Roughly 90 percent of all plastic found in the oceans, says the Hemholtz Centre for Environmental Research in Germany, is carried there by “the top 10 rivers with the highest loads” of plastic debris. Eight of those rivers are in Asia, two are in Africa. None are in the U.S.

…well, I do believe I’ve talked about that before.  And yes, calling recycling “America’s False Religion” is correct.

The unpleasant fact about pollution is that it’s not a First World malfeasance.  Almost all the world’s pollution, whether airborne, terrestrial and especially maritime, is caused by Third World countries because they’re fucking retarded.  And I see no reason why we  should pick up their slack, either.

Frankly, if the civilized world wants to do something concrete about waste disposal, we should stop selling it to Third World countries, and dump the stuff in the streets of New York, Chicago, San Francisco and Los Angeles, where it would scarcely be noticed.

Just a thought.


  1. ALL recycling must start at the manufacturing level – specifically, packaging.
    It’s appalling the amount of “stuff” that must be thrown away just upon opening new stuff that has been purchased. Just guessing, packaging costs 10% or more of the total product cost. The less stuff not needed, the less stuff needing recycled.

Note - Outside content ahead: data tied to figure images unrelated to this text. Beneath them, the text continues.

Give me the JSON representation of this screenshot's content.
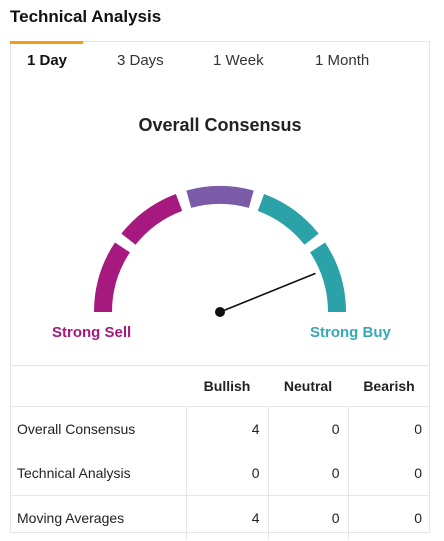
{
  "header": {
    "title": "Technical Analysis"
  },
  "tabs": [
    {
      "label": "1 Day",
      "active": true
    },
    {
      "label": "3 Days",
      "active": false
    },
    {
      "label": "1 Week",
      "active": false
    },
    {
      "label": "1 Month",
      "active": false
    }
  ],
  "gauge": {
    "title": "Overall Consensus",
    "left_label": "Strong Sell",
    "right_label": "Strong Buy",
    "segment_colors": [
      "#a6197e",
      "#a6197e",
      "#7b5ba8",
      "#2aa2a8",
      "#2aa2a8"
    ],
    "needle_level": 0.9,
    "left_label_color": "#a6197e",
    "right_label_color": "#35a9b5",
    "tab_indicator_color": "#f39c12"
  },
  "table": {
    "columns": [
      "",
      "Bullish",
      "Neutral",
      "Bearish"
    ],
    "rows": [
      {
        "label": "Overall Consensus",
        "bullish": "4",
        "neutral": "0",
        "bearish": "0"
      },
      {
        "label": "Technical Analysis",
        "bullish": "0",
        "neutral": "0",
        "bearish": "0"
      },
      {
        "label": "Moving Averages",
        "bullish": "4",
        "neutral": "0",
        "bearish": "0"
      }
    ]
  }
}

    The reason recycling is so expensive?
    It starts with a “g” and ends with a “t” and has regulations and taxation all over the middle. The US gov’t is destroying everything, worldwide.

  2. The most-recycled material in the US is… asphalt.

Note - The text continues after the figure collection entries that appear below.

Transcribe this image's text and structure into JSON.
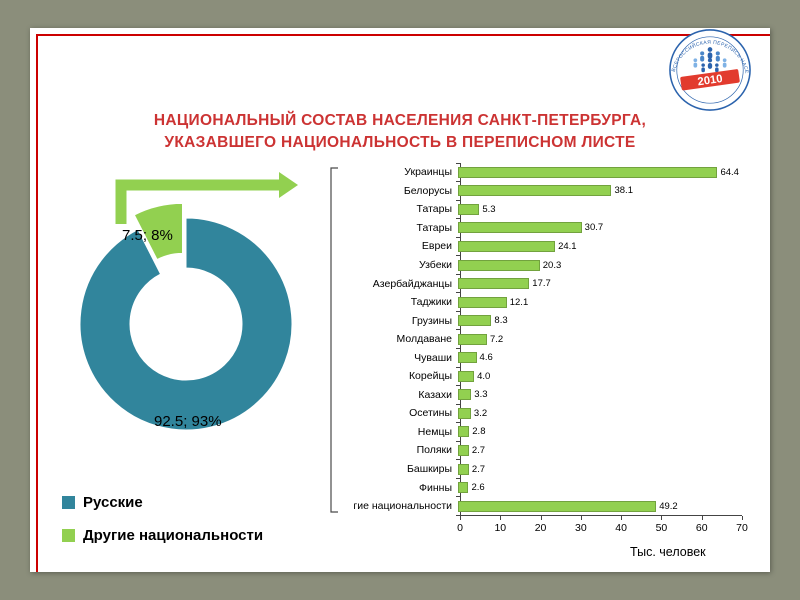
{
  "title": {
    "line1": "НАЦИОНАЛЬНЫЙ СОСТАВ НАСЕЛЕНИЯ САНКТ-ПЕТЕРБУРГА,",
    "line2": "УКАЗАВШЕГО НАЦИОНАЛЬНОСТЬ В ПЕРЕПИСНОМ ЛИСТЕ"
  },
  "logo": {
    "year": "2010",
    "ring_text": "ВСЕРОССИЙСКАЯ ПЕРЕПИСЬ НАСЕЛЕНИЯ"
  },
  "colors": {
    "background": "#8b8e7b",
    "frame_red": "#cc0000",
    "title_red": "#cc3333",
    "teal": "#31859c",
    "green": "#92d050"
  },
  "legend": {
    "items": [
      {
        "label": "Русские",
        "color": "#31859c"
      },
      {
        "label": "Другие национальности",
        "color": "#92d050"
      }
    ]
  },
  "chart_data": [
    {
      "type": "pie",
      "subtype": "exploded-donut",
      "labels": [
        "Русские",
        "Другие национальности"
      ],
      "values": [
        92.5,
        7.5
      ],
      "data_labels": [
        "92.5; 93%",
        "7.5; 8%"
      ],
      "colors": [
        "#31859c",
        "#92d050"
      ],
      "exploded_index": 1,
      "legend_position": "bottom-left"
    },
    {
      "type": "bar",
      "orientation": "horizontal",
      "categories": [
        "Украинцы",
        "Белорусы",
        "Татары",
        "Татары",
        "Евреи",
        "Узбеки",
        "Азербайджанцы",
        "Таджики",
        "Грузины",
        "Молдаване",
        "Чуваши",
        "Корейцы",
        "Казахи",
        "Осетины",
        "Немцы",
        "Поляки",
        "Башкиры",
        "Финны",
        "гие национальности"
      ],
      "values": [
        64.4,
        38.1,
        5.3,
        30.7,
        24.1,
        20.3,
        17.7,
        12.1,
        8.3,
        7.2,
        4.6,
        4.0,
        3.3,
        3.2,
        2.8,
        2.7,
        2.7,
        2.6,
        49.2
      ],
      "xlabel": "Тыс. человек",
      "xlim": [
        0,
        70
      ],
      "xticks": [
        0,
        10,
        20,
        30,
        40,
        50,
        60,
        70
      ],
      "bar_color": "#92d050",
      "grid": false
    }
  ]
}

    Something like 95% of all of the asphalt torn up from old roads becomes asphalt for new roads.

    1. Just google “plastic roads” to see how the usual suspects aim to screw that up, or in some cases just get rich, quick, fleecing ill-informed crowdfunding backers (and/or taxpayers).

  3. And they have screwed up aluminum recycling by ripping off the consumer. You used to be able to take a bag of squashed cans to the store and get money for it. Now either the government steals the money or you take it to one of the big bins and Walmart or some other corporation steals it. Too much trouble for no return.

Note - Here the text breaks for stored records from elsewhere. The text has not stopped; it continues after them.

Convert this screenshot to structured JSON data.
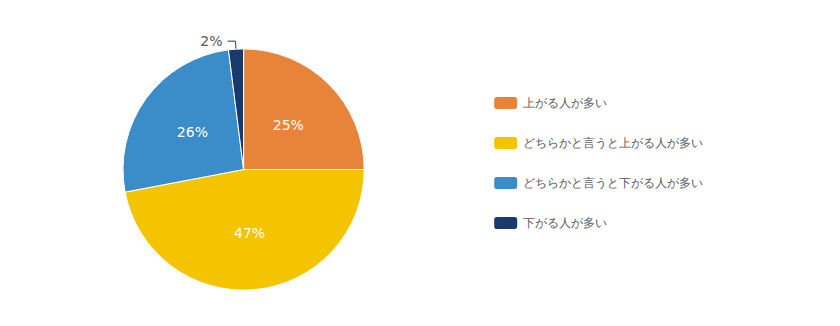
{
  "chart_data": {
    "type": "pie",
    "categories": [
      "上がる人が多い",
      "どちらかと言うと上がる人が多い",
      "どちらかと言うと下がる人が多い",
      "下がる人が多い"
    ],
    "values": [
      25,
      47,
      26,
      2
    ],
    "value_labels": [
      "25%",
      "47%",
      "26%",
      "2%"
    ],
    "colors": [
      "#E8833A",
      "#F5C400",
      "#3A8DC8",
      "#1A3A6B"
    ],
    "data_labels": true,
    "legend": "right"
  }
}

  4. Penn and Teller’s series “Bullshit!” covered this one very well. Can’t find the full episode online anymore, worth watching if you can find it. Don’t mince words at all on the level of idiocy involving all recycling plans.

    1. Paladin3001,

      Penn and Teller’s series Bullshit is available on HULU. The episode is season 2, episode 5.
      I have HULU because it is only 5$ per month and I get that much use from it.

      Here in my small city in Michigan, we had one huge employer, after all the foundries left, and that was a paper mill. They employed over a thousand people, including my father in law, at one time. They were bought by Scott Paper , and then Kimberly Clark. Eventually a firm from South Africa bought them. They quit buying pulp wood from the many small lumberjacks who usually worked with perhaps 3 or 5 men, selling loads of pine to them. The instead, they bought already shredded pulp from Canada and overseas, and got rid of their entire pulping operation. The smell on the lake was much nicer, but hundreds of families lost their income.
      Of course, you know the next step. The company shut the entire operation down, putting hundreds more lost their jobs, which were among the higher paying in the area. The entire place including huge smoke stacks, is all gone, and on the lake now is going to be expensive condos and houses for the rich, who most likely will often only use the places in the summer time, to vacation and play with the rich people’s toys on the beautiful lakefront and our Great Lake, Lake Michigan, to which it connects.

  5. I don’t agree that 3rd world countries don’t recycle because they’re “retarded.” It’s just not a priority for them.

    Starvation, war, and getting eaten by crocodiles or lions (vis your other two articles 😉 ) are of more immediate concern to 3rd worlders. “Saving” the planet so a bunch of wealthy first worlders can enjoy Instagram-worthy “here I am in the jungle” selfies is pretty far down on their list.

    1. i must respectfully disagree. if you look up average iq by country, then you will see that by definition, most of these third world shitholes are populated by retards.

  6. you know what bugs me? give me cheap enough energy and i’d turn every dump into gold mines.